Ofer Ben-Amots is the winner of the 1994 Vienna International Competition for Composers. His chamber opera, Fool’s Paradise, was premiered in Vienna during the 1994 festival Wien modern and has become subsequently part of the 1994/95 season of Opernhaus Zürich. He is recipient of the 1988 Kavannagh Prize for his Fanfare for Orchestra and the Gold Award at South Africa’s 1993 Roodepoort International Competition for Choral Composition. His Avis Urbanus for amplified flute was awarded First Prize at the 1991 Kobe International Competition for Flute Composition in Japan. In 1999, Ben-Amots was awarded the Aaron Copland Award and the Music Composition Artist Fellowship by the Colorado Council on the Arts. In 2004 he won the Festiladino, an international contest for Judeo-Spanish songs, a part of the Israel Festival in Jerusalem. In 2015, Ben-Amots won the First Prize at the 4th Smareglia International Composers Competition in Udine, Italy. His innovative multimedia opera, The Dybbuk, has been produced in over ten different productions in the US, Germany, and Israel. The opera has been described as “a uniquely beautiful and powerful new work” and its production as “a service to music and to what is best in our humanity” (Listen for Life Reviews, by Donna Stoering, September 30, 2016.)

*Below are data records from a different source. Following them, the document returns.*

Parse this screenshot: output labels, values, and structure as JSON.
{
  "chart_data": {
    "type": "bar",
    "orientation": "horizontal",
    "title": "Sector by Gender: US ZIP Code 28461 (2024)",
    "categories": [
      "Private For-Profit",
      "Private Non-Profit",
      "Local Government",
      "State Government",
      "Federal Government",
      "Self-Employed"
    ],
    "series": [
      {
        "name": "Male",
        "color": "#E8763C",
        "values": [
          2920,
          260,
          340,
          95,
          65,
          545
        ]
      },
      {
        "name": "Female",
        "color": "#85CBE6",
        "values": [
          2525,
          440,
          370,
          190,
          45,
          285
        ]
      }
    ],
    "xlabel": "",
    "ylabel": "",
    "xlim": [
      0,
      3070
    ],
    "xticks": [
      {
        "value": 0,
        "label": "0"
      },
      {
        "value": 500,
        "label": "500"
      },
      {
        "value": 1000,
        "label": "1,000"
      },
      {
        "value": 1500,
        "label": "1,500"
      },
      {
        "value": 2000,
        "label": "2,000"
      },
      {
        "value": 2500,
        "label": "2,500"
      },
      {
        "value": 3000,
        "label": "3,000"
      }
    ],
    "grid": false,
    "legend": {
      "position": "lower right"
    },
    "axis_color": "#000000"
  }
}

Ofer Ben-Amots’ works have been repeatedly recognized for their emotional and highly personal expression. The interweaving of folk elements with contemporary textures, along with his unique imaginative orchestration, creates the haunting dynamic tension that permeates and defines Ben-Amots’ musical language. His music has been published by Baerenreiter, Kallisti Music Press, Muramatsu Inc., Dorn, and The Composer’s Own Press. It can be heard on Naxos, Vantage, Plæne, Stylton, and the Milken Archive of Jewish Music.

About the Speaker

Dr. Neil W. Levin is a leading musicological and historical scholar and authority on the music of Jewish experience and connection in both its secular-cultural and sacred-liturgical realms. He is the Artistic Director and Editor in Chief of the Milken Archive of Jewish Music and emeritus professor of Jewish music at the Jewish Theological Seminary of America. Dr. Levin holds B.A. and M.A. degrees from Columbia University and a PhD in Jewish music from the Jewish Theological Seminary. For many years, Dr. Levin was Editor of the scholarly journal, Musica Judaica, and in addition to two books, he has published more than 300 articles, essays, and monographs on numerous aspects of Jewishly-related music and its various historical, literary, and cultural contexts. He is YIVO’s Anne E. Leibowitz Visiting Professor-in-Residence in Music.